Health Care
Free Market Friday: Policymaking vindication
November 18, 2016
Jonathan Small
Oklahoma state legislators get a lot of criticism. That goes with the job, but sometimes criticism becomes downright absurd.
Consider the Tulsa Regional Chamber of Commerce, which earlier this year paid a consultant to collect bad press about the Legislature from national media. It was a cheap shot, and suggests the TRCC wants Oklahoma legislators to be guided by the New York Times and MSNBC rather than their own constituents.
In fact, last week’s elections vindicated Oklahoma legislators on some critical issues.

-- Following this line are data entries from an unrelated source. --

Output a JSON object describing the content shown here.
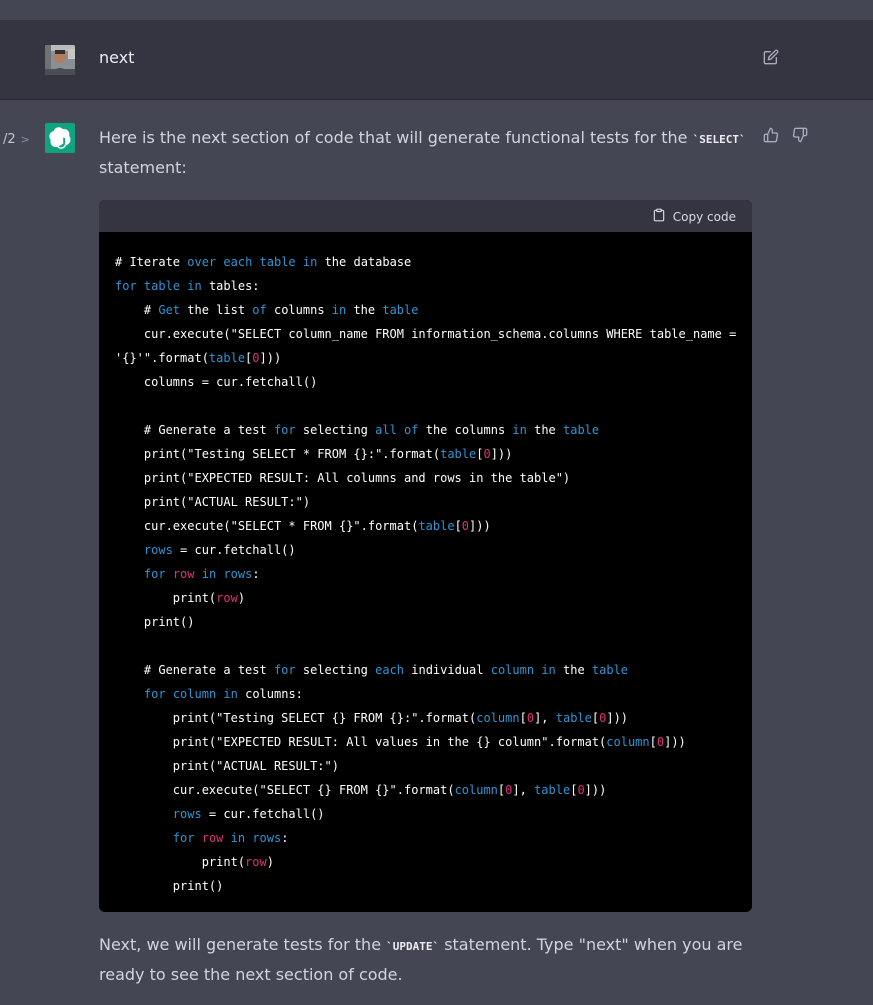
{
  "user_message": {
    "text": "next"
  },
  "assistant_message": {
    "pager": {
      "label": "/2",
      "chevron": ">"
    },
    "intro_before": "Here is the next section of code that will generate functional tests for the ",
    "intro_code": "`SELECT`",
    "intro_after": " statement:",
    "code_block": {
      "copy_label": "Copy code",
      "lines": [
        [
          {
            "t": "# Iterate ",
            "c": "plain"
          },
          {
            "t": "over",
            "c": "kw"
          },
          {
            "t": " ",
            "c": "plain"
          },
          {
            "t": "each",
            "c": "kw"
          },
          {
            "t": " ",
            "c": "plain"
          },
          {
            "t": "table",
            "c": "kw"
          },
          {
            "t": " ",
            "c": "plain"
          },
          {
            "t": "in",
            "c": "kw"
          },
          {
            "t": " the database",
            "c": "plain"
          }
        ],
        [
          {
            "t": "for",
            "c": "kw"
          },
          {
            "t": " ",
            "c": "plain"
          },
          {
            "t": "table",
            "c": "kw"
          },
          {
            "t": " ",
            "c": "plain"
          },
          {
            "t": "in",
            "c": "kw"
          },
          {
            "t": " tables:",
            "c": "plain"
          }
        ],
        [
          {
            "t": "    # ",
            "c": "plain"
          },
          {
            "t": "Get",
            "c": "kw"
          },
          {
            "t": " the list ",
            "c": "plain"
          },
          {
            "t": "of",
            "c": "kw"
          },
          {
            "t": " columns ",
            "c": "plain"
          },
          {
            "t": "in",
            "c": "kw"
          },
          {
            "t": " the ",
            "c": "plain"
          },
          {
            "t": "table",
            "c": "kw"
          }
        ],
        [
          {
            "t": "    cur.execute(\"SELECT column_name FROM information_schema.columns WHERE table_name =",
            "c": "plain"
          }
        ],
        [
          {
            "t": "'{}'\".format(",
            "c": "plain"
          },
          {
            "t": "table",
            "c": "kw"
          },
          {
            "t": "[",
            "c": "plain"
          },
          {
            "t": "0",
            "c": "red"
          },
          {
            "t": "]))",
            "c": "plain"
          }
        ],
        [
          {
            "t": "    columns = cur.fetchall()",
            "c": "plain"
          }
        ],
        [],
        [
          {
            "t": "    # Generate a test ",
            "c": "plain"
          },
          {
            "t": "for",
            "c": "kw"
          },
          {
            "t": " selecting ",
            "c": "plain"
          },
          {
            "t": "all",
            "c": "kw"
          },
          {
            "t": " ",
            "c": "plain"
          },
          {
            "t": "of",
            "c": "kw"
          },
          {
            "t": " the columns ",
            "c": "plain"
          },
          {
            "t": "in",
            "c": "kw"
          },
          {
            "t": " the ",
            "c": "plain"
          },
          {
            "t": "table",
            "c": "kw"
          }
        ],
        [
          {
            "t": "    print(\"Testing SELECT * FROM {}:\".format(",
            "c": "plain"
          },
          {
            "t": "table",
            "c": "kw"
          },
          {
            "t": "[",
            "c": "plain"
          },
          {
            "t": "0",
            "c": "red"
          },
          {
            "t": "]))",
            "c": "plain"
          }
        ],
        [
          {
            "t": "    print(\"EXPECTED RESULT: All columns and rows in the table\")",
            "c": "plain"
          }
        ],
        [
          {
            "t": "    print(\"ACTUAL RESULT:\")",
            "c": "plain"
          }
        ],
        [
          {
            "t": "    cur.execute(\"SELECT * FROM {}\".format(",
            "c": "plain"
          },
          {
            "t": "table",
            "c": "kw"
          },
          {
            "t": "[",
            "c": "plain"
          },
          {
            "t": "0",
            "c": "red"
          },
          {
            "t": "]))",
            "c": "plain"
          }
        ],
        [
          {
            "t": "    ",
            "c": "plain"
          },
          {
            "t": "rows",
            "c": "kw"
          },
          {
            "t": " = cur.fetchall()",
            "c": "plain"
          }
        ],
        [
          {
            "t": "    ",
            "c": "plain"
          },
          {
            "t": "for",
            "c": "kw"
          },
          {
            "t": " ",
            "c": "plain"
          },
          {
            "t": "row",
            "c": "red"
          },
          {
            "t": " ",
            "c": "plain"
          },
          {
            "t": "in",
            "c": "kw"
          },
          {
            "t": " ",
            "c": "plain"
          },
          {
            "t": "rows",
            "c": "kw"
          },
          {
            "t": ":",
            "c": "plain"
          }
        ],
        [
          {
            "t": "        print(",
            "c": "plain"
          },
          {
            "t": "row",
            "c": "red"
          },
          {
            "t": ")",
            "c": "plain"
          }
        ],
        [
          {
            "t": "    print()",
            "c": "plain"
          }
        ],
        [],
        [
          {
            "t": "    # Generate a test ",
            "c": "plain"
          },
          {
            "t": "for",
            "c": "kw"
          },
          {
            "t": " selecting ",
            "c": "plain"
          },
          {
            "t": "each",
            "c": "kw"
          },
          {
            "t": " individual ",
            "c": "plain"
          },
          {
            "t": "column",
            "c": "kw"
          },
          {
            "t": " ",
            "c": "plain"
          },
          {
            "t": "in",
            "c": "kw"
          },
          {
            "t": " the ",
            "c": "plain"
          },
          {
            "t": "table",
            "c": "kw"
          }
        ],
        [
          {
            "t": "    ",
            "c": "plain"
          },
          {
            "t": "for",
            "c": "kw"
          },
          {
            "t": " ",
            "c": "plain"
          },
          {
            "t": "column",
            "c": "kw"
          },
          {
            "t": " ",
            "c": "plain"
          },
          {
            "t": "in",
            "c": "kw"
          },
          {
            "t": " columns:",
            "c": "plain"
          }
        ],
        [
          {
            "t": "        print(\"Testing SELECT {} FROM {}:\".format(",
            "c": "plain"
          },
          {
            "t": "column",
            "c": "kw"
          },
          {
            "t": "[",
            "c": "plain"
          },
          {
            "t": "0",
            "c": "red"
          },
          {
            "t": "], ",
            "c": "plain"
          },
          {
            "t": "table",
            "c": "kw"
          },
          {
            "t": "[",
            "c": "plain"
          },
          {
            "t": "0",
            "c": "red"
          },
          {
            "t": "]))",
            "c": "plain"
          }
        ],
        [
          {
            "t": "        print(\"EXPECTED RESULT: All values in the {} column\".format(",
            "c": "plain"
          },
          {
            "t": "column",
            "c": "kw"
          },
          {
            "t": "[",
            "c": "plain"
          },
          {
            "t": "0",
            "c": "red"
          },
          {
            "t": "]))",
            "c": "plain"
          }
        ],
        [
          {
            "t": "        print(\"ACTUAL RESULT:\")",
            "c": "plain"
          }
        ],
        [
          {
            "t": "        cur.execute(\"SELECT {} FROM {}\".format(",
            "c": "plain"
          },
          {
            "t": "column",
            "c": "kw"
          },
          {
            "t": "[",
            "c": "plain"
          },
          {
            "t": "0",
            "c": "red"
          },
          {
            "t": "], ",
            "c": "plain"
          },
          {
            "t": "table",
            "c": "kw"
          },
          {
            "t": "[",
            "c": "plain"
          },
          {
            "t": "0",
            "c": "red"
          },
          {
            "t": "]))",
            "c": "plain"
          }
        ],
        [
          {
            "t": "        ",
            "c": "plain"
          },
          {
            "t": "rows",
            "c": "kw"
          },
          {
            "t": " = cur.fetchall()",
            "c": "plain"
          }
        ],
        [
          {
            "t": "        ",
            "c": "plain"
          },
          {
            "t": "for",
            "c": "kw"
          },
          {
            "t": " ",
            "c": "plain"
          },
          {
            "t": "row",
            "c": "red"
          },
          {
            "t": " ",
            "c": "plain"
          },
          {
            "t": "in",
            "c": "kw"
          },
          {
            "t": " ",
            "c": "plain"
          },
          {
            "t": "rows",
            "c": "kw"
          },
          {
            "t": ":",
            "c": "plain"
          }
        ],
        [
          {
            "t": "            print(",
            "c": "plain"
          },
          {
            "t": "row",
            "c": "red"
          },
          {
            "t": ")",
            "c": "plain"
          }
        ],
        [
          {
            "t": "        print()",
            "c": "plain"
          }
        ]
      ]
    },
    "outro_before": "Next, we will generate tests for the ",
    "outro_code": "`UPDATE`",
    "outro_after": " statement. Type \"next\" when you are ready to see the next section of code."
  },
  "colors": {
    "assistant_bg": "#444654",
    "user_bg": "#343541",
    "code_bg": "#000000",
    "code_header_bg": "#343541",
    "keyword": "#2e95d3",
    "number_var": "#df3079",
    "brand_green": "#10a37f"
  },
  "icons": {
    "edit": "edit-icon",
    "thumbs_up": "thumbs-up-icon",
    "thumbs_down": "thumbs-down-icon",
    "clipboard": "clipboard-icon",
    "chatgpt_logo": "openai-logo-icon",
    "user_avatar": "user-avatar"
  }
}
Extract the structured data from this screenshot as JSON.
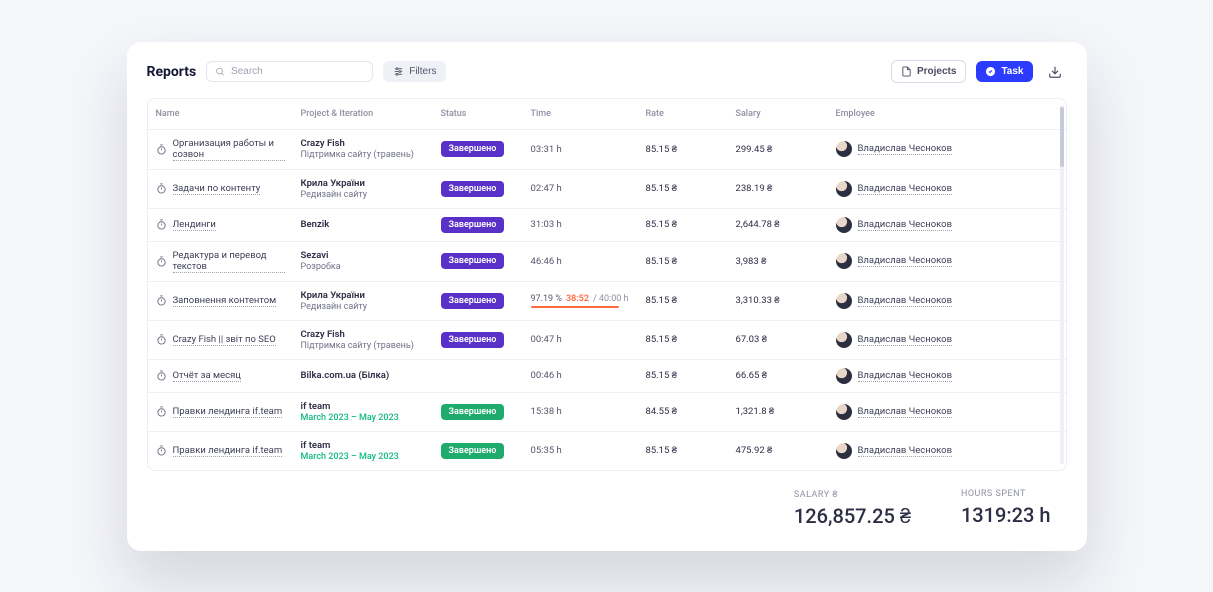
{
  "header": {
    "title": "Reports",
    "search_placeholder": "Search",
    "filters_label": "Filters",
    "projects_label": "Projects",
    "task_label": "Task"
  },
  "columns": {
    "name": "Name",
    "project": "Project & Iteration",
    "status": "Status",
    "time": "Time",
    "rate": "Rate",
    "salary": "Salary",
    "employee": "Employee"
  },
  "status_labels": {
    "done": "Завершено"
  },
  "rows": [
    {
      "name": "Организация работы и созвон",
      "project": "Crazy Fish",
      "iteration": "Підтримка сайту (травень)",
      "status": "done",
      "status_color": "purple",
      "time": "03:31 h",
      "rate": "85.15 ₴",
      "salary": "299.45 ₴",
      "employee": "Владислав Чесноков"
    },
    {
      "name": "Задачи по контенту",
      "project": "Крила України",
      "iteration": "Редизайн сайту",
      "status": "done",
      "status_color": "purple",
      "time": "02:47 h",
      "rate": "85.15 ₴",
      "salary": "238.19 ₴",
      "employee": "Владислав Чесноков"
    },
    {
      "name": "Лендинги",
      "project": "Benzik",
      "iteration": "",
      "status": "done",
      "status_color": "purple",
      "time": "31:03 h",
      "rate": "85.15 ₴",
      "salary": "2,644.78 ₴",
      "employee": "Владислав Чесноков"
    },
    {
      "name": "Редактура и перевод текстов",
      "project": "Sezavi",
      "iteration": "Розробка",
      "status": "done",
      "status_color": "purple",
      "time": "46:46 h",
      "rate": "85.15 ₴",
      "salary": "3,983 ₴",
      "employee": "Владислав Чесноков"
    },
    {
      "name": "Заповнення контентом",
      "project": "Крила України",
      "iteration": "Редизайн сайту",
      "status": "done",
      "status_color": "purple",
      "time_fancy": {
        "pct": "97.19 %",
        "over": "38:52",
        "target": "/ 40:00 h"
      },
      "rate": "85.15 ₴",
      "salary": "3,310.33 ₴",
      "employee": "Владислав Чесноков"
    },
    {
      "name": "Crazy Fish || звіт по SEO",
      "project": "Crazy Fish",
      "iteration": "Підтримка сайту (травень)",
      "status": "done",
      "status_color": "purple",
      "time": "00:47 h",
      "rate": "85.15 ₴",
      "salary": "67.03 ₴",
      "employee": "Владислав Чесноков"
    },
    {
      "name": "Отчёт за месяц",
      "project": "Bilka.com.ua (Білка)",
      "iteration": "",
      "status": "",
      "status_color": "",
      "time": "00:46 h",
      "rate": "85.15 ₴",
      "salary": "66.65 ₴",
      "employee": "Владислав Чесноков"
    },
    {
      "name": "Правки лендинга if.team",
      "project": "if team",
      "iteration": "March 2023 – May 2023",
      "iteration_green": true,
      "status": "done",
      "status_color": "green",
      "time": "15:38 h",
      "rate": "84.55 ₴",
      "salary": "1,321.8 ₴",
      "employee": "Владислав Чесноков"
    },
    {
      "name": "Правки лендинга if.team",
      "project": "if team",
      "iteration": "March 2023 – May 2023",
      "iteration_green": true,
      "status": "done",
      "status_color": "green",
      "time": "05:35 h",
      "rate": "85.15 ₴",
      "salary": "475.92 ₴",
      "employee": "Владислав Чесноков"
    }
  ],
  "summary": {
    "salary_label": "SALARY ₴",
    "salary_value": "126,857.25 ₴",
    "hours_label": "HOURS SPENT",
    "hours_value": "1319:23 h"
  }
}
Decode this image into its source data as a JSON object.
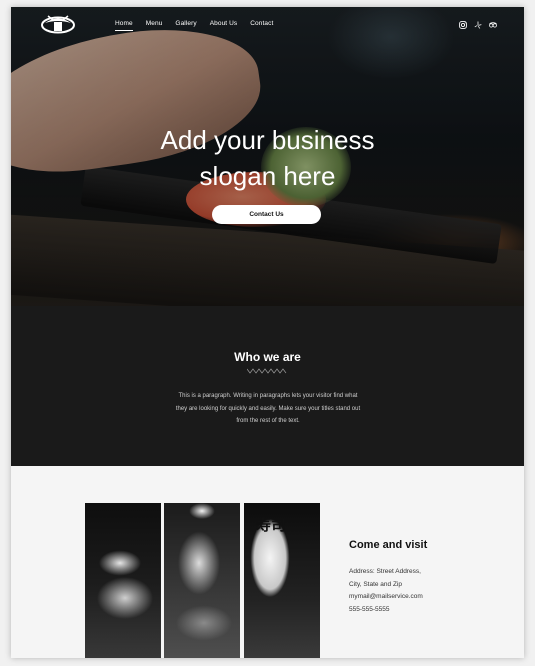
{
  "nav": {
    "items": [
      {
        "label": "Home",
        "active": true
      },
      {
        "label": "Menu"
      },
      {
        "label": "Gallery"
      },
      {
        "label": "About Us"
      },
      {
        "label": "Contact"
      }
    ],
    "social_icons": [
      "instagram-icon",
      "yelp-icon",
      "tripadvisor-icon"
    ]
  },
  "hero": {
    "slogan_line1": "Add your business",
    "slogan_line2": "slogan here",
    "cta_label": "Contact Us"
  },
  "about": {
    "heading": "Who we are",
    "paragraph": "This is a paragraph. Writing in paragraphs lets your visitor find what they are looking for quickly and easily. Make sure your titles stand out from the rest of the text."
  },
  "visit": {
    "heading": "Come and visit",
    "address_line1": "Address: Street Address,",
    "address_line2": "City, State and Zip",
    "email": "mymail@mailservice.com",
    "phone": "555-555-5555",
    "lantern_text": "寿司"
  },
  "colors": {
    "hero_overlay": "#151515",
    "dark_section": "#1a1a1a",
    "light_section": "#f5f5f5",
    "accent": "#ffffff"
  }
}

One is the Obamacare Medicaid expansion. The Obama Administration tried to force Medicaid expansion on the states, but lost in court. They tried free money: the federal government would pay the whole tab for the first few years, charging it all to the national debt. While some are willing to mortgage their children’s futures for politicians’ promises, many Americans and most Oklahomans were appalled.
This year’s attempt at Medicaid expansion was the so-called Rebalancing Plan. It would have put hundreds of thousands of able-bodied adults onto medical welfare while pushing 175,000 pregnant women and children into some version of the failing Obamacare insurance exchange. Legislators again said no, and now, with Obamacare going away, there is no doubt they were right. The most vulnerable were protected and the safety-net for the truly needy was preserved because of their courage.